Joan of Art

Once the transpacific princess of good films and bad, Joan Chen is now an award-winning auteur

  • Share
  • Read Later

(2 of 3)

The film is also exciting as emotional autobiography--a declaration of independence from an artist who felt trapped straddling East and West. "Working with her," says Bernardo Bertolucci, who cast Chen as the spoiled royal wife in the Oscar-winning The Last Emperor, "I had the feeling she was somehow in exile, not always comfortable. So I love the idea that my own Empress in exile went back to China as a film director."

Xiu Xiu begins her adventure as if it will be the coolest summer camp. Her tailor father sews blouses for his girl; her mother provides sensible advice. The family's easy warmth seems endearingly ordinary here. By the end of the film it will be a miraculous memory, an image that Xiu Xiu can barely touch without getting burned.
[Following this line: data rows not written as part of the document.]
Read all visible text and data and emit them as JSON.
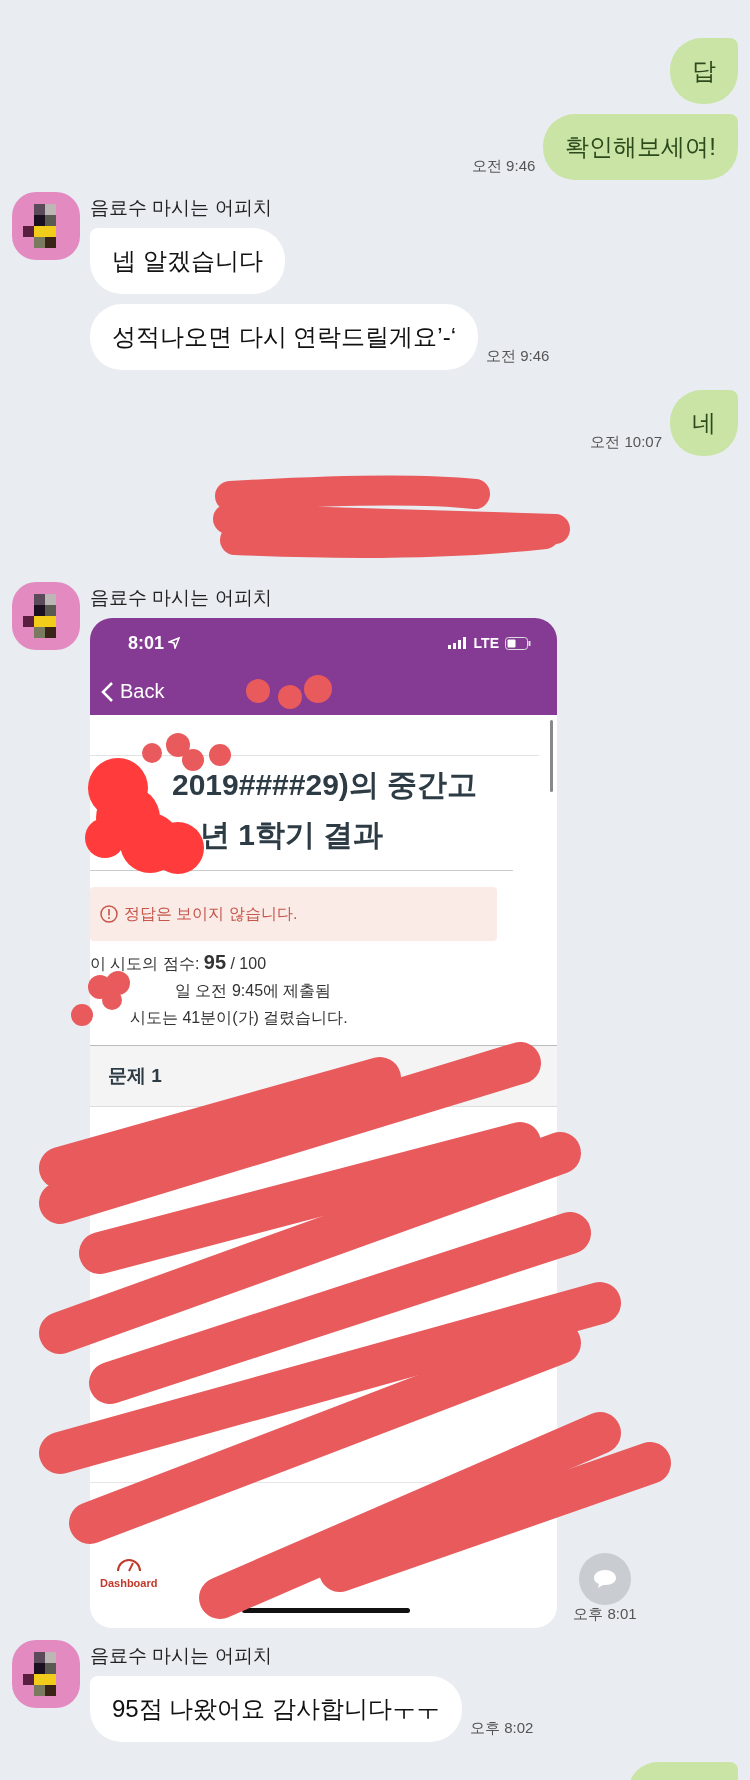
{
  "messages": [
    {
      "kind": "sent",
      "text": "답"
    },
    {
      "kind": "sent",
      "text": "확인해보세여!",
      "time": "오전 9:46"
    },
    {
      "kind": "received",
      "sender": "음료수 마시는 어피치",
      "text": "넵 알겠습니다"
    },
    {
      "kind": "received",
      "text": "성적나오면 다시 연락드릴게요’-‘",
      "time": "오전 9:46"
    },
    {
      "kind": "sent",
      "text": "네",
      "time": "오전 10:07"
    },
    {
      "kind": "redacted"
    },
    {
      "kind": "image",
      "sender": "음료수 마시는 어피치",
      "time": "오후 8:01",
      "screenshot": {
        "status_time": "8:01",
        "network": "LTE",
        "back": "Back",
        "title_lines": [
          "2019####29)의 중간고",
          "년 1학기 결과"
        ],
        "notice": "정답은 보이지 않습니다.",
        "details": [
          "이 시도의 점수: **95** / 100",
          "일 오전 9:45에 제출됨",
          "시도는 41분이(가) 걸렸습니다."
        ],
        "question": "문제 1",
        "tab": "Dashboard"
      }
    },
    {
      "kind": "received",
      "sender": "음료수 마시는 어피치",
      "text": "95점 나왔어요 감사합니다ㅜㅜ",
      "time": "오후 8:02"
    },
    {
      "kind": "partial"
    }
  ]
}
She is sent to train in horsemanship with Lao Jin, a veteran herder. Lao Jin is tough and tender, instantly devoted to the girl's well-being. Xiu Xiu, the sent-down girl, is still stuck-up; but she cannot ignore Lao Jin's kindness. When she complains about not being able to wash, he builds her a small pool. "Your eyes will rot if you peek!" she tells him as she bathes. Yet the little flirt wants him to look. She needs to know she fascinates men.

Each day Xiu Xiu dresses up for the ride back to civilization that never comes. Then a peddler appears. He tells Xiu Xiu that pretty girls like her are using their wiles with party officials to get sent back to the city. Why, he will put in a word to them. Dazzled by the glare of his promise in this long night of isolation, Xiu Xiu surrenders to him. And then to rougher strangers, all in the hope of getting a pass home. Without money or connections, she asks, "What's a girl to do?" The cute girl is a broken woman now, a soldier's trophy. All along, she has been coquettishly courting disaster--a prom date with death. Now that affair will be consummated.
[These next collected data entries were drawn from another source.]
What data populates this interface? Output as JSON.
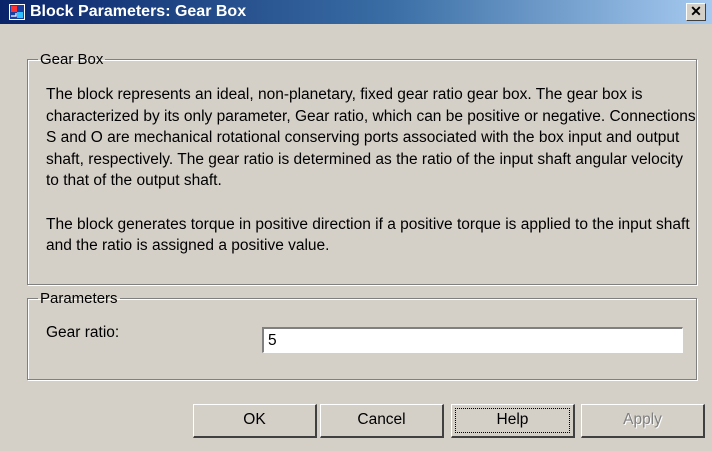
{
  "window": {
    "title": "Block Parameters: Gear Box",
    "icon": "simulink-block-icon",
    "close_glyph": "✕"
  },
  "gearbox_group": {
    "legend": "Gear Box",
    "paragraph_1": "The block represents an ideal, non-planetary, fixed gear ratio gear box. The gear box is characterized by its only parameter, Gear ratio, which can be positive or negative. Connections S and O are mechanical rotational conserving ports associated with the box input and output shaft, respectively. The gear ratio is determined as the ratio of the input shaft angular velocity to that of the output shaft.",
    "paragraph_2": "The block generates torque in positive direction if a positive torque is applied to the input shaft and the ratio is assigned a positive value."
  },
  "params_group": {
    "legend": "Parameters",
    "gear_ratio_label": "Gear ratio:",
    "gear_ratio_value": "5"
  },
  "buttons": {
    "ok": "OK",
    "cancel": "Cancel",
    "help": "Help",
    "apply": "Apply"
  },
  "colors": {
    "titlebar_start": "#0a246a",
    "titlebar_end": "#a6caf0",
    "dialog_bg": "#d4d0c8"
  }
}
Chen was Xiu Xiu's age during the Cultural Revolution but did not get sent down. "She was one of those people who did everything well," says her friend Yan. With grandparents educated at Oxford and parents educated at Harvard, Chen had the pedigree for success, as well as the stern expectations. Joan's father kept asking what she was going to do with her life. "In my family," Chen says, "going into acting was regarded as strange."
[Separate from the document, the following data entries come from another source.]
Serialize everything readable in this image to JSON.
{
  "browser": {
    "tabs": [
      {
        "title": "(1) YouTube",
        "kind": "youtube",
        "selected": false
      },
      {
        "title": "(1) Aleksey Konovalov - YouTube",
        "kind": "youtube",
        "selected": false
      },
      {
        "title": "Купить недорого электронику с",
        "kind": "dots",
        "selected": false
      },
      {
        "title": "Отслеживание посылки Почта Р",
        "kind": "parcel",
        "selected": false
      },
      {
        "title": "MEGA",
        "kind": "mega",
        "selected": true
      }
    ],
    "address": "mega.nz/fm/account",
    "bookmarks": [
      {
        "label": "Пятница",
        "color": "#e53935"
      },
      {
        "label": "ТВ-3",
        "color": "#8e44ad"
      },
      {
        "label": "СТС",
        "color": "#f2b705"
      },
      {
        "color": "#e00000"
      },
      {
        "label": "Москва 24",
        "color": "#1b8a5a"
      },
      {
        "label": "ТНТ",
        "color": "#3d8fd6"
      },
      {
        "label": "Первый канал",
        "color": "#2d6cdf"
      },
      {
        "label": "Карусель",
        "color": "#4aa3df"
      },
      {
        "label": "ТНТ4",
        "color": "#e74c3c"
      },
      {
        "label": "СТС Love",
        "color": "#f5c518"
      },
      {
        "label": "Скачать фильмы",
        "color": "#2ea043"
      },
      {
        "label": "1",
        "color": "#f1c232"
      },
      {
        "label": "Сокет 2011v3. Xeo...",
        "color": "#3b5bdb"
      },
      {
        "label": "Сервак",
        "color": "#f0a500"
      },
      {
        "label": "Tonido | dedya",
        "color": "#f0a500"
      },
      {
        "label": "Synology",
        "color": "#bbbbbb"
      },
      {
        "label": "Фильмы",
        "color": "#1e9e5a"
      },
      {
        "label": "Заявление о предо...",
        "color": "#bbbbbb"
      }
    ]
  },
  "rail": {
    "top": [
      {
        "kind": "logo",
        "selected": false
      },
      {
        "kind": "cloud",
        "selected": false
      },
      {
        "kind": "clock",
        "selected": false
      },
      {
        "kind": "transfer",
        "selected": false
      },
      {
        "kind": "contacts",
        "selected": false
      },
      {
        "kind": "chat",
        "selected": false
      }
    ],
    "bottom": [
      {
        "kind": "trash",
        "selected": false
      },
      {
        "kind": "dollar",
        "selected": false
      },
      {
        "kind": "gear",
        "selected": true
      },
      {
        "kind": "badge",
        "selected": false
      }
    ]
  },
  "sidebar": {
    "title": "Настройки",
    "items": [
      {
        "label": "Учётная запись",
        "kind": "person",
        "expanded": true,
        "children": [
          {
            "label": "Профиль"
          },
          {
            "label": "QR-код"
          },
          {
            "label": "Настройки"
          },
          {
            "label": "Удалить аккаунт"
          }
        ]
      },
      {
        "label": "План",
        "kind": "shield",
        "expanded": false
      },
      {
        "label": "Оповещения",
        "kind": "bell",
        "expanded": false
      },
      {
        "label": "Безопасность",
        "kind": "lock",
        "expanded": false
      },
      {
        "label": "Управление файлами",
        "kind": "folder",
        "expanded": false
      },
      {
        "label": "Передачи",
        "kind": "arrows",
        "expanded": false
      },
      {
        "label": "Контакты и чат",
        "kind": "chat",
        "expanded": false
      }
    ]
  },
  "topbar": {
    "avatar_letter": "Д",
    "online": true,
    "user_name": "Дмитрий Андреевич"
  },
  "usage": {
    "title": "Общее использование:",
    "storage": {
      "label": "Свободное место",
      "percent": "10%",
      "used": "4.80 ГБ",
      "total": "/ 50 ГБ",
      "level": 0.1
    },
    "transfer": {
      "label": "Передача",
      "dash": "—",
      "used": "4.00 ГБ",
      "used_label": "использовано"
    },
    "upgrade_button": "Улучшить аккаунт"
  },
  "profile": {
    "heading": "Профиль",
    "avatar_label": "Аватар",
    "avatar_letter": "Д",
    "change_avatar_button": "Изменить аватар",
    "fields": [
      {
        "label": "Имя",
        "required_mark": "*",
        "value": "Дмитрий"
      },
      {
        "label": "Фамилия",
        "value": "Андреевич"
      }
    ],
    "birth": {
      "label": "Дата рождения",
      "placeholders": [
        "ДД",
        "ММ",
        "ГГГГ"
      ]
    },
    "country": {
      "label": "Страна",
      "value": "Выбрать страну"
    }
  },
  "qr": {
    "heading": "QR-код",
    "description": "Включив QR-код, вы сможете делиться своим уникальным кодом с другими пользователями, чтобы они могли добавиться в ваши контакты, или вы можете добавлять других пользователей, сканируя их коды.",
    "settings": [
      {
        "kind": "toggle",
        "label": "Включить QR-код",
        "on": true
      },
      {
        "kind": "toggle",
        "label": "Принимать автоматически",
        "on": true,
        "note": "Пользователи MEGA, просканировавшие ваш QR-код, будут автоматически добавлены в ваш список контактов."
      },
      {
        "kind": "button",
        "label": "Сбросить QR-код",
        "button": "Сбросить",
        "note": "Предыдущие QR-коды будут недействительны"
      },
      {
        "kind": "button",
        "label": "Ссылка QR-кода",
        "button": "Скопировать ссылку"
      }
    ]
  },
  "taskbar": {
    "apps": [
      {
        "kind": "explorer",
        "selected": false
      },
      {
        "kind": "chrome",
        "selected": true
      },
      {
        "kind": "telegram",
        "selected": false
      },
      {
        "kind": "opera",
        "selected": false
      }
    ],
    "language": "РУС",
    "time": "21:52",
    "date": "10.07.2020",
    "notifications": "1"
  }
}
Excelling at marksmanship, she was discovered on the school rifle range by no less a talent scout than Jiang Qing, Mao's wife, and went into movies, starring in all her roles. For Little Flower (1980), playing a revolutionary's daughter in pre-Maoist China, she won the Hundred Flowers Award. Instead of staying in China, she moved to New York City as an actress-model. "I was clueless when I arrived," she recalls. "The cultural shock--even the toothpaste tasted different! My desire to go to the States was so vague, yet so strong. It's like going to heaven: you don't plan what happens after you enter." Chen quickly learned what Westerners expected of an Asian woman. On one of her first auditions, she says, "they told me I didn't look Chinese enough, and I was the only Chinese there. I was trying so hard to look like a white woman."